Bacteria microenvironment is very important in the pathogenesis of clinical and experimental chronic intestinal inflammation. Whary, et al. examined Helicobacter rodentium infection and the resulting ulcerative typhlocolitis, sepsis, and morbidity. Using ASF mice, they showed a decrease in disease progression due to colonization resistance in the lower bowel from the impacts of normal anaerobic flora. In another summary, Fox examined the relationship between microbiome of the gut and the onset of inflammatory bowel disease (IBD) with the infection of H. bilis. H. bilis is noted to elicit heterologous immune response to lower gut flora, in both activating pro-inflammatory cytokine and dendritic cell activity and probiotic anti-inflammatory activity due to the presentation of mutualist antigens. ASF Lactobacilli and Bacteroides help moderate bowel inflammation in a balanced manner in pathogen infection studies.
Beyond the study of bacterial pathogen, microflora community, intestinal immune system interactions and diseases, ASF has been used in experiments examining the transmission of retrovirus. In the paper by Kane, et al., they found the mouse mammary tumor virus is transmitted most efficiently through bacteria colonized mucosal surfaces. The retrovirus evolved to rely on the interaction with microbiota and toll-like receptor to evade immune pathways.

== Problems ==
ASF is not a comprehensive representation of the over 400 diverse bacteria species that normally occupy the mice GI tract. Even in SPF mice, there are many Helicobacter and Filamentous species not included in ASF1. Not to mention the many bacteria that could not be cultured under laboratory settings due to inadequate environment and symbiosis needs. The gut bacteria make up a complex microbial community that supports each other, and the development of the host GI tract and the immune system.

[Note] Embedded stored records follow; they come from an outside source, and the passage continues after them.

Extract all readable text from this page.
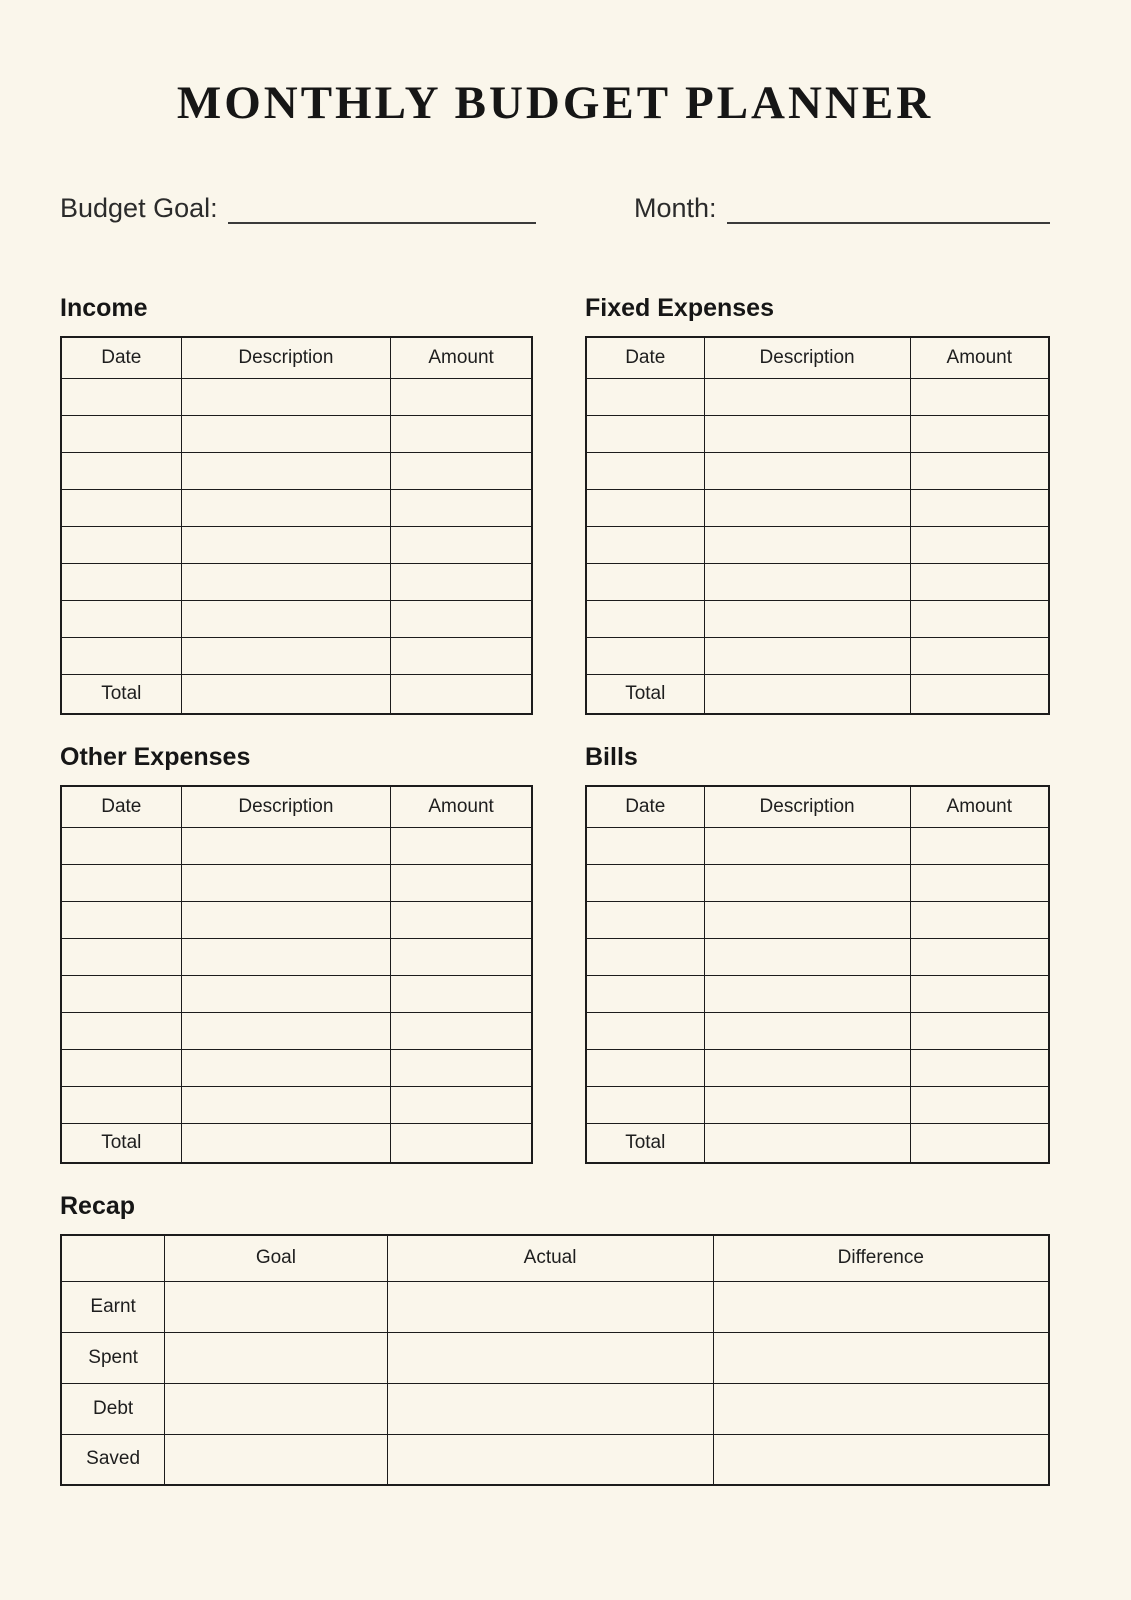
MONTHLY BUDGET PLANNER
Budget Goal:	Month:
Income
Date	Description	Amount

Total		
Fixed Expenses
Date	Description	Amount

Total		
Other Expenses
Date	Description	Amount

Total		
Bills
Date	Description	Amount

Total		
Recap
	Goal	Actual	Difference
Earnt			
Spent			
Debt			
Saved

Many bacteria are associated specifically for the production of certain metabolites or signaling pathway that maintains the survival of the microflora. For example, hippurate and chlorogenic acid metabolite level in mice change due to microflora. The synthesis pathway depends on multiple bacteria species, which are not all present in ASF. This limits the bioavailability of nutrients to both host and microbe.

Additional strains of bacteria might need to be added for certain studies with metabolism, pathogenesis, or microbe interactions. It is impossible to study the complete organization of the gut microbiome and all its contributions to the host system, especially with relations to disease development and nutrition, with only eight microbes. Furthermore, there are differences between mice and human microflora. So there are limitations to studies using ASF mice to depict human inflammatory diseases like IBD, arthritis, and cancer. ASF is only a basis for developing hypotheses for mice with complex microflora.